His excuse was an immigration advisor told him he did not have to disclose the convictions on the citizenship application because his criminal record was "expunged".

However, Peter Dunne, then the Minister of Internal Affairs, made an order to revoke his citizenship on the advice of his department.

The man - who has interim name suppression - appealed to the High Court on the grounds he was simply following the advice of an immigration consultant.

In rejecting the appeal, Justice Patricia Courtney said there were sufficient grounds for the Minister's decision.

"It is perfectly clear from [suppressed] own statements and from the documents he did deliberately conceal the relevant information.

"No particular level of education or knowledge of the law was needed to answer the straightforward questions about previous convictions."

The fact his criminal record was "expunged" before making his citizenship application was irrelevant, said the High Court judge.

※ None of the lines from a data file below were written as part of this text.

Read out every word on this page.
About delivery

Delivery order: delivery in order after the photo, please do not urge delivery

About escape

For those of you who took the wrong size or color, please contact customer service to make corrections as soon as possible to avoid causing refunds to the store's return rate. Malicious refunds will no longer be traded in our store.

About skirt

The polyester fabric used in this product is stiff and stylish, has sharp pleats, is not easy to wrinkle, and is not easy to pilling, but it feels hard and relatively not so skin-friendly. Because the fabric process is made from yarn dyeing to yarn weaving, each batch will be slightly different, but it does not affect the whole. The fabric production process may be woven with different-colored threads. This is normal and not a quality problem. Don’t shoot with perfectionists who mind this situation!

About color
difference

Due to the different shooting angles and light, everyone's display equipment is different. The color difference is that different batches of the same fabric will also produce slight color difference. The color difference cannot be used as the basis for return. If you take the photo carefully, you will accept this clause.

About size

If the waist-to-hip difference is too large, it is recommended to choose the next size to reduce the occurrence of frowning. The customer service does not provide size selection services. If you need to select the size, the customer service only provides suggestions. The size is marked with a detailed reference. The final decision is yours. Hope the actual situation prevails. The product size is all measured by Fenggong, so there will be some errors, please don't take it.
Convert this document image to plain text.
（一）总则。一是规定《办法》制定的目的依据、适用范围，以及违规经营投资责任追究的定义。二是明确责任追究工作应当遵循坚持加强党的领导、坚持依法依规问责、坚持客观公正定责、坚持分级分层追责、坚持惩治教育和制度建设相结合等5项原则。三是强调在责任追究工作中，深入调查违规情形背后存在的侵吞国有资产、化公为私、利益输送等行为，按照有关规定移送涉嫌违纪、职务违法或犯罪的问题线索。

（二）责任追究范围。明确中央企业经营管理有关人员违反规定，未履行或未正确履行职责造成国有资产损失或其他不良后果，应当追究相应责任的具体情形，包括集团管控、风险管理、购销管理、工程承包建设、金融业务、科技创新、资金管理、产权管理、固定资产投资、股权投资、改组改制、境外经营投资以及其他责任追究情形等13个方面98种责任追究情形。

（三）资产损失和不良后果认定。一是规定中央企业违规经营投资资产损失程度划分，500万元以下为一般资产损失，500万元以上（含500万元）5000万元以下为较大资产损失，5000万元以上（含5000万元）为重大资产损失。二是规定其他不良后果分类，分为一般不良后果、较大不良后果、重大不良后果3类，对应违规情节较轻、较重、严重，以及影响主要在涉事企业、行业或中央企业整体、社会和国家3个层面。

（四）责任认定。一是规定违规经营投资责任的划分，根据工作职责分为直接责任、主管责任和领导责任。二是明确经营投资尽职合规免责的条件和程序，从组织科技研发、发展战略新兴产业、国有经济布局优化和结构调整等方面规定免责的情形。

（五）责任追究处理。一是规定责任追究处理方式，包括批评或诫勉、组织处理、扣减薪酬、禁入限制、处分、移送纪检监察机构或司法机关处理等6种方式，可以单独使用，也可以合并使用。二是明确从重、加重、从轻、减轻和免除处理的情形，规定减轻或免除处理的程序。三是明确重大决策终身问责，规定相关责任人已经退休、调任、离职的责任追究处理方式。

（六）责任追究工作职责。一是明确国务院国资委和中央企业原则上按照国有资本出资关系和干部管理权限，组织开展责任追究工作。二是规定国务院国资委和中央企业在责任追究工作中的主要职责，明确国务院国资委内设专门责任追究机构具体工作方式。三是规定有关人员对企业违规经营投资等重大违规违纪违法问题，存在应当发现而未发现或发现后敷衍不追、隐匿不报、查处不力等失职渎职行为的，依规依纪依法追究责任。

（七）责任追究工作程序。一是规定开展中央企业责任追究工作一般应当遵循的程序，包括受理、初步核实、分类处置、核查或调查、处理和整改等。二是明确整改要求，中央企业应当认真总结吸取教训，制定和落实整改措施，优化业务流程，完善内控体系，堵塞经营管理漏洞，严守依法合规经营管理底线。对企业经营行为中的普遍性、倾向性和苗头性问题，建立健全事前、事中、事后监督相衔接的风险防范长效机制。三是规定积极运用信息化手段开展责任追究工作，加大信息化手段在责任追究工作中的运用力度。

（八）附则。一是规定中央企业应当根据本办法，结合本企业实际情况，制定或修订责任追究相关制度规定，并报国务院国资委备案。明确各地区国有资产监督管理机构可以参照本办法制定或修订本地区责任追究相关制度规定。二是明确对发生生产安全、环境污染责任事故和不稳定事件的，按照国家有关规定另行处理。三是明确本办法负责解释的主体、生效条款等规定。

This was because citizenship requires proof of meeting the residency requirements - and the man had definitely failed to disclose his convictions on two visa forms.

Even if the man failed to disclose his convictions on the advice of an immigration consultant, Justice Courtney said his citizenship was "procured by fraud".

"If [suppressed] himself was unaware of the misstatements in the residence application as he claims, residence was still procured through the wilful concealment of relevant information.

"It follows that [suppressed] was not lawfully in New Zealand when he made the citizenship application and therefore could not have satisfied the minimum residency requirements at the time he applied for citizenship."